Les scientifiques ont identifié des facteurs environnementaux spécifiques qui influencent les cycles d'hibernation des ours noirs américains, selon une étude récente menée par des chercheurs de Virginia Tech. Les résultats, publiés dans les Actes de la Royal Society B: Sciences biologiques en juin, révèlent comment la température et la photopériode, les variations saisonnières de la lumière du jour, interagissent pour déterminer quand les ours entrent et sortent de leurs périodes d'hibernation.
L'étude a été dirigée par Brogan Holcombe, étudiant au doctorat au Département de la conservation des poissons et de la faune à l'Université de Virginia, aux côtés des coauteurs Marcella Kelly, professeur, et Bernardo Mesa-Cruz, qui a obtenu son doctorat en 2018. Leur travail a analysé plus de 22 000 heures de séquences vidéo en continu capturées au Black Bear Research Center de l'université. Ces séquences ont documenté le comportement de quatre ourses sauvages enceintes à travers différentes phases d'hibernation. Les chercheurs ont catégorisé 45 comportements distincts et les ont corrélés avec des variables environnementales telles que la température et la photopériode, ainsi qu'avec les changements physiologiques qui se produisent pendant l'hibernation.
Holcombe a noté que l'augmentation des températures pourrait provoquer des ours noirs à devenir actif plus tôt que d'habitude, perturbant les périodes de dormance traditionnelles.

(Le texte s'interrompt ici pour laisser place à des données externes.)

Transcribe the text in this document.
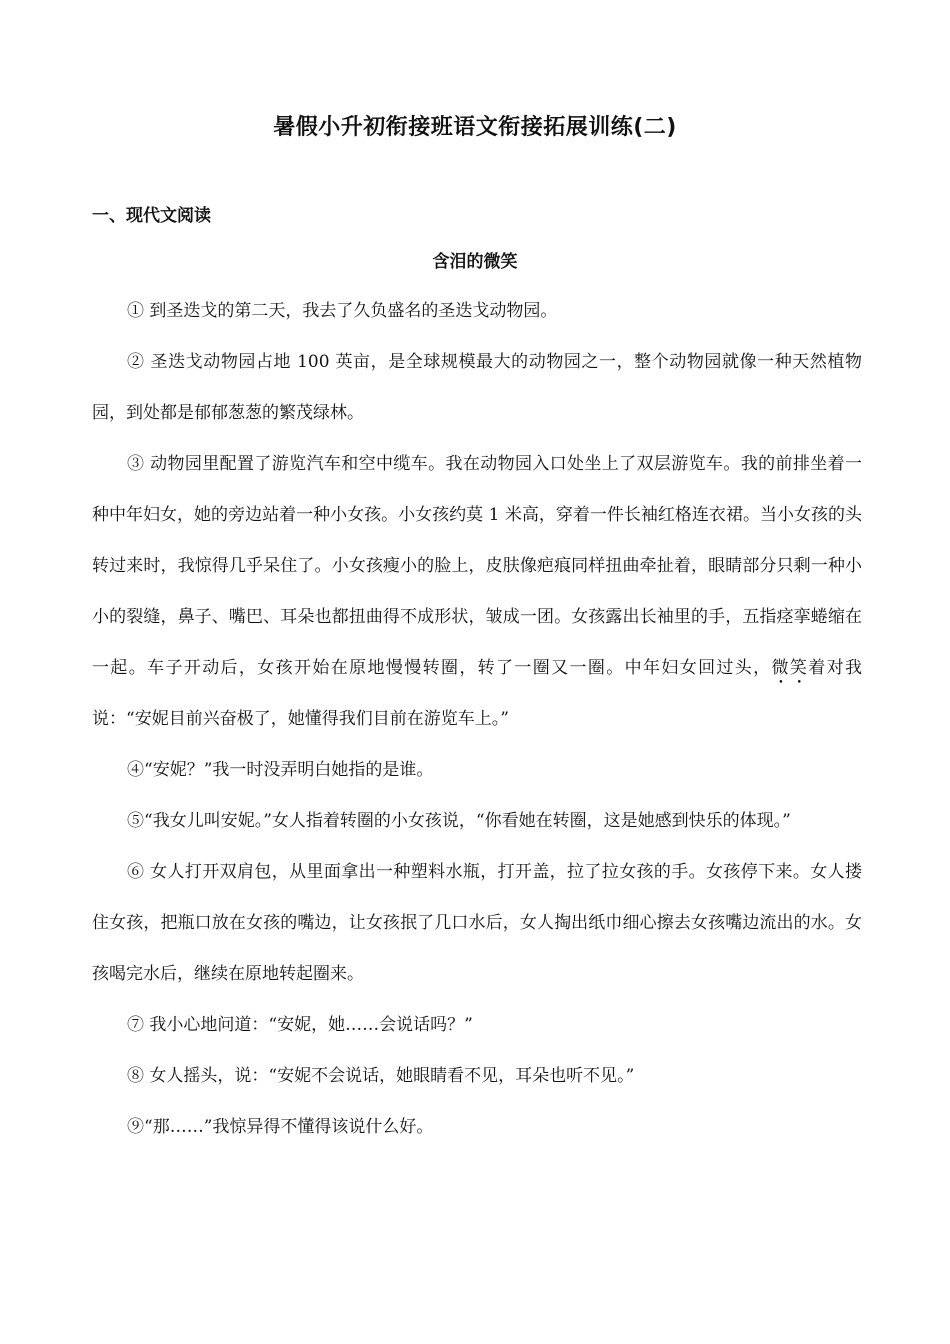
暑假小升初衔接班语文衔接拓展训练(二)
一、现代文阅读
含泪的微笑

① 到圣迭戈的第二天，我去了久负盛名的圣迭戈动物园。

② 圣迭戈动物园占地 100 英亩，是全球规模最大的动物园之一，整个动物园就像一种天然植物园，到处都是郁郁葱葱的繁茂绿林。

③ 动物园里配置了游览汽车和空中缆车。我在动物园入口处坐上了双层游览车。我的前排坐着一种中年妇女，她的旁边站着一种小女孩。小女孩约莫 1 米高，穿着一件长袖红格连衣裙。当小女孩的头转过来时，我惊得几乎呆住了。小女孩瘦小的脸上，皮肤像疤痕同样扭曲牵扯着，眼睛部分只剩一种小小的裂缝，鼻子、嘴巴、耳朵也都扭曲得不成形状，皱成一团。女孩露出长袖里的手，五指痉挛蜷缩在一起。车子开动后，女孩开始在原地慢慢转圈，转了一圈又一圈。中年妇女回过头，微笑着对我说：“安妮目前兴奋极了，她懂得我们目前在游览车上。”

④“安妮？”我一时没弄明白她指的是谁。

⑤“我女儿叫安妮。”女人指着转圈的小女孩说，“你看她在转圈，这是她感到快乐的体现。”

⑥ 女人打开双肩包，从里面拿出一种塑料水瓶，打开盖，拉了拉女孩的手。女孩停下来。女人搂住女孩，把瓶口放在女孩的嘴边，让女孩抿了几口水后，女人掏出纸巾细心擦去女孩嘴边流出的水。女孩喝完水后，继续在原地转起圈来。

⑦ 我小心地问道：“安妮，她……会说话吗？”

⑧ 女人摇头，说：“安妮不会说话，她眼睛看不见，耳朵也听不见。”

⑨“那……”我惊异得不懂得该说什么好。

Ce changement pourrait créer un décalage entre l'activité des ours et la disponibilité de sources de nourriture saisonnières, conduisant éventuellement à une augmentation des rencontres avec les humains que les ours recherchent des subsistances alternatives. L'étude souligne l'importance de comprendre comment les indices environnementaux influencent le comportement des ours, en particulier à mesure que les températures mondiales continuent d'augmenter. La recherche remet en question les hypothèses précédentes selon lesquelles le timing de l'hibernation chez les ours noirs est principalement déterminé par la température. Au lieu de cela, il suggère une interaction plus complexe entre les signaux environnementaux.
L'étude souligne la nécessité pour les gestionnaires de la faune sauvage de tenir compte de ces dynamiques environnementales lors de la planification des efforts de conservation. En acquérant une compréhension plus approfondie de la façon dont les ours noirs réagissent aux changements environnementaux, les responsables peuvent mieux prédire les changements de comportement et se préparer à de potentiels scénarios futurs.
La recherche souligne la complexité des réponses des animaux au changement climatique et la nécessité de stratégies de gestion adaptative. L'équipe de recherche a utilisé des méthodes de suivi détaillées pour observer le comportement des ours tout au long de leur cycle d'hibernation. Ils ont examiné comment la température et la photopériode ont influencé les niveaux d'activité pendant les périodes cruciales, y compris l'alimentation avant l'hibernation et le moment où les ours sortent de leurs tanières. La température a eu un impact direct sur le comportement pendant la phase initiale de l'hibernation, tandis que la combinaison de la température et de la photopériode a joué un rôle central dans la détermination des niveaux d'activité pendant les autres étapes.
Les résultats indiquent qu'à mesure que le changement climatique continue d'affecter les températures, la synchronisation entre les signaux environnementaux peut être modifiée. Cela pourrait entraîner des changements inattendus dans le calendrier d'hibernation, affectant non seulement les ours eux-mêmes, mais aussi les écosystèmes qu'ils habitent.
Cette connaissance est essentielle pour développer des stratégies de conservation efficaces qui tiennent compte des conditions environnementales changeantes.